In 1986, Mr. Horowitz invited Taymor to stage The Tempest for Theatre for a New Audience. It was the first play by Shakespeare she directed. Mr. Goldenthal composed the original music. Following The Tempest, Ms. Taymor and Mr. Goldenthal directed and composed Theatre for a New Audience's productions of The Taming of the Shrew, Titus Andronicus and in 1996, Carlo Gozzi's The Green Bird, which transferred to Broadway in 2000.
Theatre for a New Audience's first permanent home is designed by world-renowned architect Hugh Hardy and H3 Hardy Collaboration Architecture. It includes the Samuel H. Scripps Mainstage (299 seats) and the Theodore C. Rogers Studio (50 seats). The Samuel H. Scripps Mainstage, the first stage built for Shakespeare and classic drama in New York City since Lincoln Center's 1965 Vivian Beaumont, is inspired by the Royal National Theatre's Cottesloe. It is a uniquely flexible space which combines an Elizabethan courtyard theatre with modern technology. The relationship between the stage and audience can be shaped for each production into different configurations.
Since its founding in 1979, Theatre for a New Audience has played in over twenty different venues across Manhattan and Brooklyn. Located at 262 Ashland Place between Lafayette Avenue and Fulton Street, Theatre for a New Audience is steps from the BAM Peter Jay Sharp Building, Harvey Theater and Fisher Building as well as the Mark Morris Dance Center and BRIC ARTS | Media House and UrbanGlass ReNEWal Project currently under construction in the former Strand Theatre.
Julie Taymor is an Academy Award-nominated and Tony Award-winning director whose productions range from musicals and Shakespeare plays to classical operas and films. Ms. Taymor has been hailed as one of the most imaginative and provocative directors and designers working in the arts today.
In 1998, Ms.
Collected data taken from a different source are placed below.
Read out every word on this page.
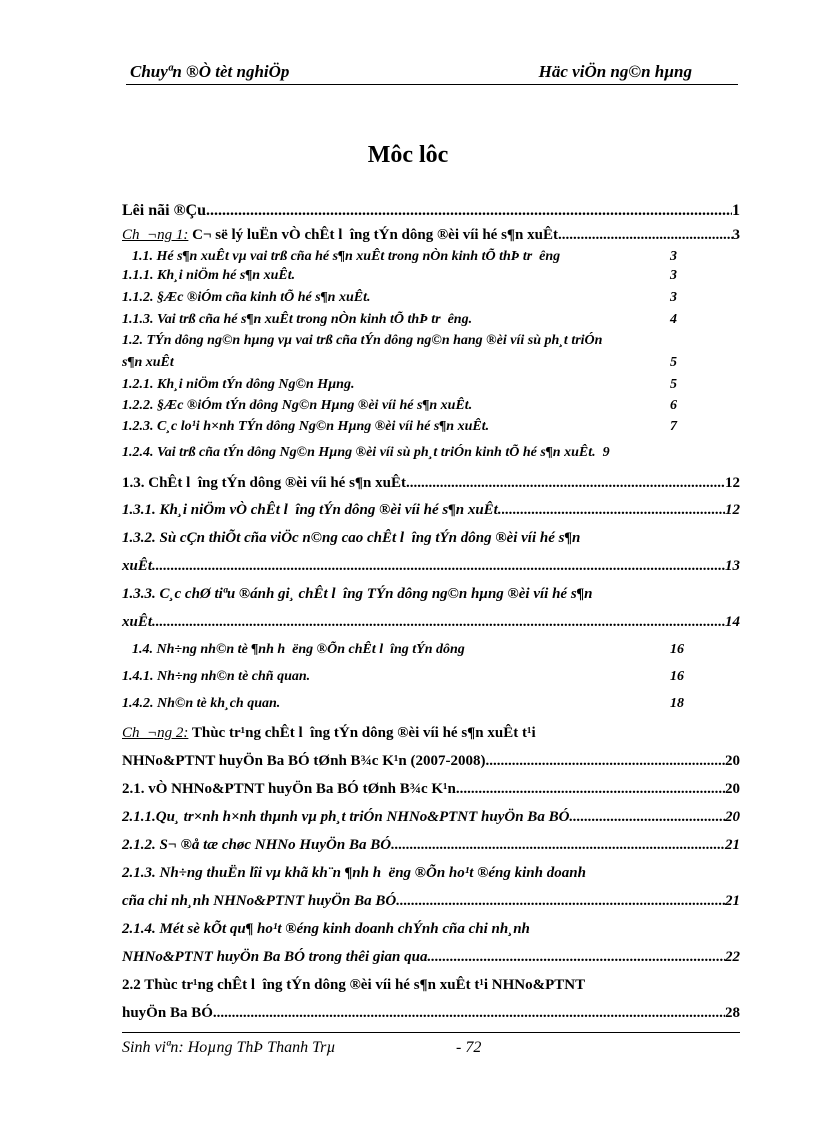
Chuyªn ®Ò tèt nghiÖp	Häc viÖn ng©n hµng
Môc lôc
Lêi nãi ®Çu .....	1
Ch  ¬ng 1: C¬ së lý luËn vÒ chÊt l  îng tÝn dông ®èi víi hé s¶n xuÊt .....	3
1.1. Hé s¶n xuÊt vµ vai trß cña hé s¶n xuÊt trong nÒn kinh tÕ thÞ tr  êng	3
1.1.1. Kh¸i niÖm hé s¶n xuÊt.	3
1.1.2. §Æc ®iÓm cña kinh tÕ hé s¶n xuÊt.	3
1.1.3. Vai trß cña hé s¶n xuÊt trong nÒn kinh tÕ thÞ tr  êng.	4
1.2. TÝn dông ng©n hµng vµ vai trß cña tÝn dông ng©n hang ®èi víi sù ph¸t triÓn
s¶n xuÊt	5
1.2.1. Kh¸i niÖm tÝn dông Ng©n Hµng.	5
1.2.2. §Æc ®iÓm tÝn dông Ng©n Hµng ®èi víi hé s¶n xuÊt.	6
1.2.3. C¸c lo¹i h×nh TÝn dông Ng©n Hµng ®èi víi hé s¶n xuÊt.	7
1.2.4. Vai trß cña tÝn dông Ng©n Hµng ®èi víi sù ph¸t triÓn kinh tÕ hé s¶n xuÊt. 9
1.3. ChÊt l  îng tÝn dông ®èi víi hé s¶n xuÊt .....	12
1.3.1. Kh¸i niÖm vÒ chÊt l  îng tÝn dông ®èi víi hé s¶n xuÊt. .....	12
1.3.2. Sù cÇn thiÕt cña viÖc n©ng cao chÊt l  îng tÝn dông ®èi víi hé s¶n
xuÊt .....	13
1.3.3. C¸c chØ tiªu ®ánh gi¸ chÊt l  îng TÝn dông ng©n hµng ®èi víi hé s¶n
xuÊt .....	14
1.4. Nh÷ng nh©n tè ¶nh h  ëng ®Õn chÊt l  îng tÝn dông	16
1.4.1. Nh÷ng nh©n tè chñ quan.	16
1.4.2. Nh©n tè kh¸ch quan.	18
Ch  ¬ng 2: Thùc tr¹ng chÊt l  îng tÝn dông ®èi víi hé s¶n xuÊt t¹i
NHNo&PTNT huyÖn Ba BÓ tØnh B¾c K¹n (2007-2008) .....	20
2.1. vÒ NHNo&PTNT huyÖn Ba BÓ tØnh B¾c K¹n. .....	20
2.1.1.Qu¸ tr×nh h×nh thµnh vµ ph¸t triÓn NHNo&PTNT huyÖn Ba BÓ .....	20
2.1.2. S¬ ®å tæ chøc NHNo HuyÖn Ba BÓ .....	21
2.1.3. Nh÷ng thuËn lîi vµ khã kh¨n ¶nh h  ëng ®Õn ho¹t ®éng kinh doanh
cña chi nh¸nh NHNo&PTNT huyÖn Ba BÓ. .....	21
2.1.4. Mét sè kÕt qu¶ ho¹t ®éng kinh doanh chÝnh cña chi nh¸nh
NHNo&PTNT huyÖn Ba BÓ trong thêi gian qua .....	22
2.2 Thùc tr¹ng chÊt l  îng tÝn dông ®èi víi hé s¶n xuÊt t¹i NHNo&PTNT
huyÖn Ba BÓ .....	28
Sinh viªn: Hoµng ThÞ Thanh Trµ	- 72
Taymor became the first woman to win the Tony Award for Best Direction of a Musical, and also won a Tony for Best Costumes, for her landmark production of The Lion King. Now in its 15th year, The Lion King is the highest-grossing show and fifth longest-running musical in Broadway history. Translated into seven different languages the show has been performed in 15 different countries on five continents.
For her latest Broadway production, Spider-Man: Turn Off the Dark, Ms. Taymor served as director, co-book writer and mask-designer for the rock musical, which has consistently been one of Broadway's top-grossing shows since beginning performances in 2010.
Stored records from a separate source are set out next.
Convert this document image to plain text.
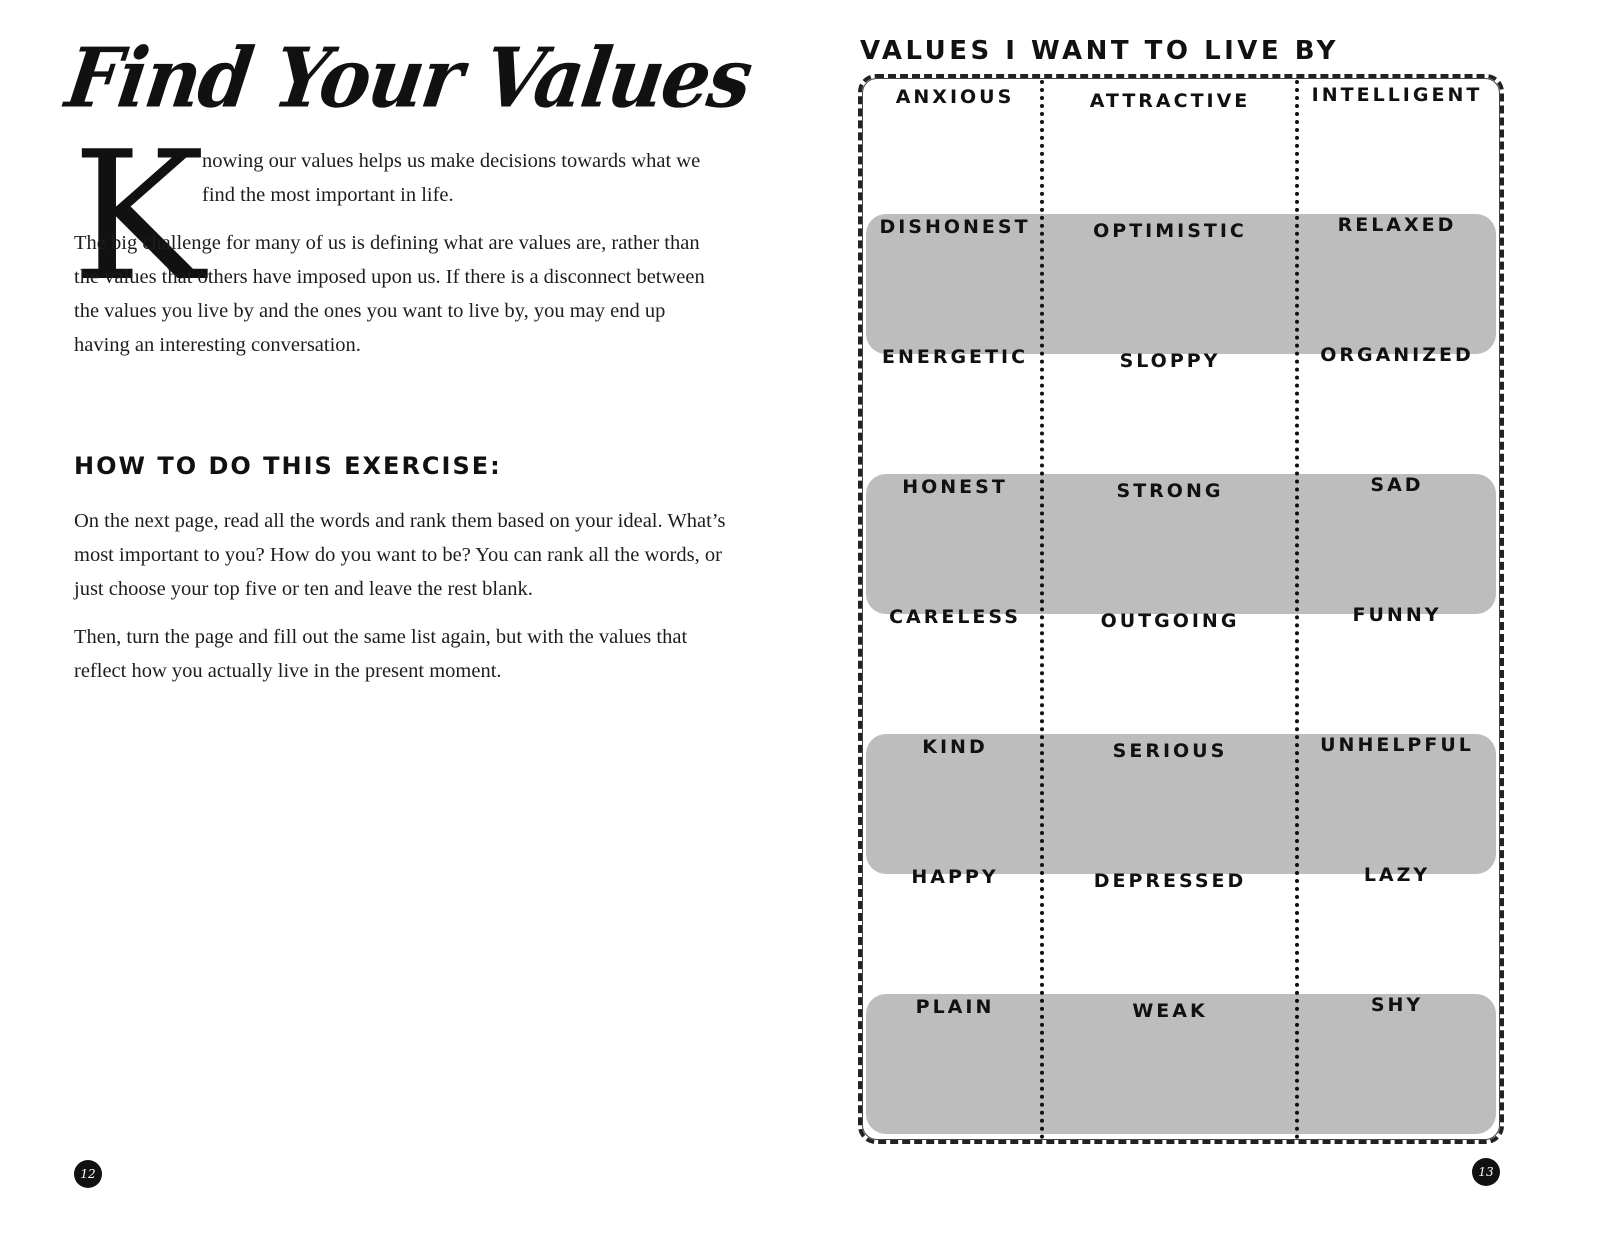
Find Your Values
K

nowing our values helps us make decisions towards what we find the most important in life.

The big challenge for many of us is defining what are values are, rather than the values that others have imposed upon us. If there is a disconnect between the values you live by and the ones you want to live by, you may end up having an interesting conversation.

HOW TO DO THIS EXERCISE:

On the next page, read all the words and rank them based on your ideal. What’s most important to you? How do you want to be? You can rank all the words, or just choose your top five or ten and leave the rest blank.

Then, turn the page and fill out the same list again, but with the values that reflect how you actually live in the present moment.

12
VALUES I WANT TO LIVE BY
ANXIOUS	ATTRACTIVE	INTELLIGENT
DISHONEST	OPTIMISTIC	RELAXED
ENERGETIC	SLOPPY	ORGANIZED
HONEST	STRONG	SAD
CARELESS	OUTGOING	FUNNY
KIND	SERIOUS	UNHELPFUL
HAPPY	DEPRESSED	LAZY
PLAIN	WEAK	SHY
13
Ms. Taymor's stage productions of Shakespeare's plays for Theatre for a New Audience include The Tempest (1986 Off-Broadway and 1987 at American Shakespeare Theatre; 1994: excerpts broadcast on PBS' Behind the Scenes); The Taming of the Shrew, (1988 Off-Broadway and North Shore Music Theatre) and Titus Andronicus (1994, Off Broadway). In 2000, Ms. Taymor directEd Carlo Gozzi's The Green Bird on Broadway which was first produced in 1996 by Theatre for a New Audience at The New Victory Theater and subsequently toured to the La Jolla Playhouse. Her additional theatre work includes her Broadway debut in 1996 with Juan Darién: A Carnival Mass, nominated for five Tony Awards, as well as The Transposed Heads, based on the novella by Thomas Mann, co-produced by the American Musical Theater Festival and Lincoln Center; and Liberty's Taken, an original musical co-created with David Suehsdorf and Elliot Goldenthal.